The Nvidia GeForce RTX 3050 A scores 57,138 points in the benchmark. That is higher than the GeForce RTX 3050 6 GB (53,590) and GeForce RTX 3050 4 GB (48,462), but lower than the GeForce RTX 4050 (80,921). In essence, it seems to be a marginally faster GeForce RTX 3050 and one can understand why Nvidia decided to call it that.
Geekbench also confirms the GeForce RTX 3050 A comes with 4 GB of VRAM and 14 Streaming Multiprocessors (128 CUDA cores per SM), for a total of 1,792 CUDA cores. Its boost at around 1,935 MHz, which is acceptable for a xx50 class GPU. The GPU was tested alongside a new HP Victus gaming laptop with an Intel Core i7-12650H and 16 GB of RAM, heralding its imminent launch.

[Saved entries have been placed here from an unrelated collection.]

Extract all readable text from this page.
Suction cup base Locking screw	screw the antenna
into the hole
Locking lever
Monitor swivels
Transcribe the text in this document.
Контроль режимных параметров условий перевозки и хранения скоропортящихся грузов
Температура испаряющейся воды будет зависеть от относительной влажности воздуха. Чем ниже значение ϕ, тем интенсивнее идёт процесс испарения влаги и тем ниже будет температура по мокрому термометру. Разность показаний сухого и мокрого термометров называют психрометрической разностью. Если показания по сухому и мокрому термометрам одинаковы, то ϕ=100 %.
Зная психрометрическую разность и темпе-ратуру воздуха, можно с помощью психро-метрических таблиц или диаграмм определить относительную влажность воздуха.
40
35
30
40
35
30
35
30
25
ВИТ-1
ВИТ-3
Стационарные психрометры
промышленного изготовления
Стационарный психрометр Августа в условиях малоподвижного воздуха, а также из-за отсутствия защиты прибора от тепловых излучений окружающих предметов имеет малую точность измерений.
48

Lackluster Geekbench performance notwithstanding, the GeForce RTX 3050 A could shine in a low-power environment thanks to the platform's power efficiency, AI-driven features like DLSS and Frame Generation and a low 50 Watt TDP. Nvidia confirmed to us earlier that this SKU would be limited to a handful of markets such as India.